I meant the case where the function doesn't use continuations at all. It calls the callback. The callback saves a continuation. Then the callback could return more than once to a function that doesn't know anything about continuations.

Ah, yeah. So in that case the stack frame is set up exactly as it was whenever the continuation is saved. If your function's output is based entirely on its input, you'll get the same result each time. If it uses some state (like incrementing a member variable) then that action happens each time the continuation is invoked.

EDIT: Sorry, I think you were saying you know what they do but that it seems like that'd break all kinds of invariants. It's true that you have to consider scenarios a bit more carefully, but I find it's not that much of a burden compared to the benefits.

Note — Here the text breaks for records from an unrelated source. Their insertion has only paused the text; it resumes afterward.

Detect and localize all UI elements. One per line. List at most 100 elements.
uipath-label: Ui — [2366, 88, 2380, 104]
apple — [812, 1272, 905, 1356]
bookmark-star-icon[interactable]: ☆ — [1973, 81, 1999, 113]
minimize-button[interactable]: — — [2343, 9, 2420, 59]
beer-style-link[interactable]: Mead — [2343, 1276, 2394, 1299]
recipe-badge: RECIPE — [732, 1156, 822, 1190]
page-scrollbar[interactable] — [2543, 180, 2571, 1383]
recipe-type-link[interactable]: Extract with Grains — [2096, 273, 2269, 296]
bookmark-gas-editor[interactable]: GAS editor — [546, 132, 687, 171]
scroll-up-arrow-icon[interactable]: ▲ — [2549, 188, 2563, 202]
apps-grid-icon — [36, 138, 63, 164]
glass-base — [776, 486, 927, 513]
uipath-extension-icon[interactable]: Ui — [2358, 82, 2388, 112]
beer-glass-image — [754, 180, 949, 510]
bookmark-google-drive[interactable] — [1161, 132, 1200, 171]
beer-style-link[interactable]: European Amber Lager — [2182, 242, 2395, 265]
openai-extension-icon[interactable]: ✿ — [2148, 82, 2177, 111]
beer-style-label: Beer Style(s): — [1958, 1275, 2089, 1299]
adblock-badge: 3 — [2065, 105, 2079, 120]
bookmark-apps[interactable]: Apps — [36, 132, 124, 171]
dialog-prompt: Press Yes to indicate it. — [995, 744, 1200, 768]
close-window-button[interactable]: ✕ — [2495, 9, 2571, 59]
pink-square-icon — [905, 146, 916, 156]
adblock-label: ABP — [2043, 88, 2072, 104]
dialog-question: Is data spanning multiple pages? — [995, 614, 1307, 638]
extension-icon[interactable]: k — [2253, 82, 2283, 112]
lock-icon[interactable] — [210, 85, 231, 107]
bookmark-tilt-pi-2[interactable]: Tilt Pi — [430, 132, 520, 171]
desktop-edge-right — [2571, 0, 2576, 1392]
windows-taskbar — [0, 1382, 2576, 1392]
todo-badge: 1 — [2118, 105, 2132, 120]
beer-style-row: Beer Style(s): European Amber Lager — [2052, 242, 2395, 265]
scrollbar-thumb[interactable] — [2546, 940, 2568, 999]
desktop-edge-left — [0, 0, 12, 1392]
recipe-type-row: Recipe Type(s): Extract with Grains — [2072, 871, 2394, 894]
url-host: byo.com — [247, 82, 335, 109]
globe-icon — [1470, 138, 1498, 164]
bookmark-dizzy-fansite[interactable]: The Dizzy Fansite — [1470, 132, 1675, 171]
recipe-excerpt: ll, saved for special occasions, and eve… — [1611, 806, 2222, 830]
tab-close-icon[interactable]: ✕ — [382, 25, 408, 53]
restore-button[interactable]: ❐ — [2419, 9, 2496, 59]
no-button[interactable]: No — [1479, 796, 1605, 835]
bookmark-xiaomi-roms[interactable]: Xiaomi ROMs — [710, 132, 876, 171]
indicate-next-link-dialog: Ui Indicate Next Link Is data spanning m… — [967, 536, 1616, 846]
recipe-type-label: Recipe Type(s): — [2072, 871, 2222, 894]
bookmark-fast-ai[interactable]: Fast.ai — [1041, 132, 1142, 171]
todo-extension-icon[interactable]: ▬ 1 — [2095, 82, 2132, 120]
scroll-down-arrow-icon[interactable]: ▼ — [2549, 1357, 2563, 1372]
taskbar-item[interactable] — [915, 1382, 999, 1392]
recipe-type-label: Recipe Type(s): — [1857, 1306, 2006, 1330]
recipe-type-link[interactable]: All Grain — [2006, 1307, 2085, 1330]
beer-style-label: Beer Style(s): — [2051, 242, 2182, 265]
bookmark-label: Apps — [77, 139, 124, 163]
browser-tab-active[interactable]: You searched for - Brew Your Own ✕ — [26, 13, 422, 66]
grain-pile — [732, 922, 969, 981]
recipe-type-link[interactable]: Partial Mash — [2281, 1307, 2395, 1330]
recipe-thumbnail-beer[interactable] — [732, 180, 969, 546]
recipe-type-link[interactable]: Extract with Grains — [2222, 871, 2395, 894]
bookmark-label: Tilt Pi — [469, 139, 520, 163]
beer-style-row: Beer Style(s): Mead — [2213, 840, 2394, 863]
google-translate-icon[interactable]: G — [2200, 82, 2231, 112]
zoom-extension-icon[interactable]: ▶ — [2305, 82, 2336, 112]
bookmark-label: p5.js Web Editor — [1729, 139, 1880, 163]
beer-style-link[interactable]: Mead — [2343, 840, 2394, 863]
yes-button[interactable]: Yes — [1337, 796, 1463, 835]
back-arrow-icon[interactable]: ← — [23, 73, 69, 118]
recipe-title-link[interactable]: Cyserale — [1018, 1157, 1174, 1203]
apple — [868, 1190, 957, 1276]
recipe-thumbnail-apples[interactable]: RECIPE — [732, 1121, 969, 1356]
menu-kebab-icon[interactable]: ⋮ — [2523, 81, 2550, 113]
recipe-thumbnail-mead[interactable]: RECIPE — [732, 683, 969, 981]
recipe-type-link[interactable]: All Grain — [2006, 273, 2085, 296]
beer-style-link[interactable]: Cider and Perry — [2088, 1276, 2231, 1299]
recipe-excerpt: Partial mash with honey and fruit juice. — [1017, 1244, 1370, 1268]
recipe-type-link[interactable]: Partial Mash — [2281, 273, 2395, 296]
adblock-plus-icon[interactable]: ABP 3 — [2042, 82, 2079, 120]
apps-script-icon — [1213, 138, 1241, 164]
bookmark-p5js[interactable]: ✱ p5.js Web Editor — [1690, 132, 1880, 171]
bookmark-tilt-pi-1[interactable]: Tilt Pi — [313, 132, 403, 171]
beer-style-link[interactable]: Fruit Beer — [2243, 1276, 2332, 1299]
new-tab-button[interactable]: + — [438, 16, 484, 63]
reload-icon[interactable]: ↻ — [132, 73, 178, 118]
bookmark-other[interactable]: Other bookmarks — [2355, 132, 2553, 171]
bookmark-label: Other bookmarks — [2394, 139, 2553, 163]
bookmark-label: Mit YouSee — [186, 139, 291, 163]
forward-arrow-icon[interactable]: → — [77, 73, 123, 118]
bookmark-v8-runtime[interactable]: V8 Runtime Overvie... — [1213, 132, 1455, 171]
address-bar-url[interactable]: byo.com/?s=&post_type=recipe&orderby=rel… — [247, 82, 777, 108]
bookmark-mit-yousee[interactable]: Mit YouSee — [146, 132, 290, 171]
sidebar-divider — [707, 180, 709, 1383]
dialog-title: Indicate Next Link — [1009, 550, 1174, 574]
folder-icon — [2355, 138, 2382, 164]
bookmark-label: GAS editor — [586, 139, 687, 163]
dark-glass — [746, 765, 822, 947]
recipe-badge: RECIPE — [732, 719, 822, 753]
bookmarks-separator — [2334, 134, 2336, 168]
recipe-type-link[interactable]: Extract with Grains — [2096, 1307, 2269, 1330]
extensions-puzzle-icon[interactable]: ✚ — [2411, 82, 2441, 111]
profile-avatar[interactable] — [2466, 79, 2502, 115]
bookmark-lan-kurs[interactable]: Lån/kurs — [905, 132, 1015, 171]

I think common lisp's restart system and/or delimited continuations handle most of the "reasonable" uses of continuations without some of the less intuitive aspects of full continuations.

> I think common lisp's restart system and/or delimited continuations handle most of the "reasonable" uses of continuations without some of the less intuitive aspects of full continuations.

As you may know, Oleg makes the same argument, that call/cc has a lot of problems, and, in practice, isn't really used anyway: http://okmij.org/ftp/continuations/against-callcc.html#illus... . (EDIT: I see that sillysaurus (https://news.ycombinator.com/item?id=14680711) linked this same discussion a while ago.)

Delimited continuations are the full ones.

The so-called full continuations lack the flexibility to put the delimiting prompt anywhere but the top-level entry point to the program or thread.

Delimited continuations are complete in the sense that they let the programmer control where the top is.

Put the delimiting prompt around the top-level startup function and you have a "full" continuation.

From the description in th article, it seems like the content of the stack frame is usually not saved, which would break a lot of code that modifies a variable on the stack. E.g. if you are incrementing a counter in a loop and save a continuation into the middle of the loop, then on each invocation of that same continuation, the loop counter might have different values.

The obvious fix would be to never modify the content of a stack frame, instead recreating it with a different value for each iteration, but that doesn't strike me as very efficient.

All local variables are saved by a continuation. EDIT: Nope.

This can be easily demonstrated false in Scheme. Two continuations which capture the same environment can mutate it and see each other's mutations.

A continuation captures variable bindings similarly to a closure. (It just captures more than just variable bindings and more than just the lexically apparent ones.)

Whoops. You're right, thank you.

Functions that don't know anything about continuations cannot support the capturing of continuations across them.

A function that has arguments on the stack and really returns and all that will not be happy if it invokes a callback and that callback is actually a continuation of yours that doesn't return. You have stuff on the stack that hasn't been cleaned away.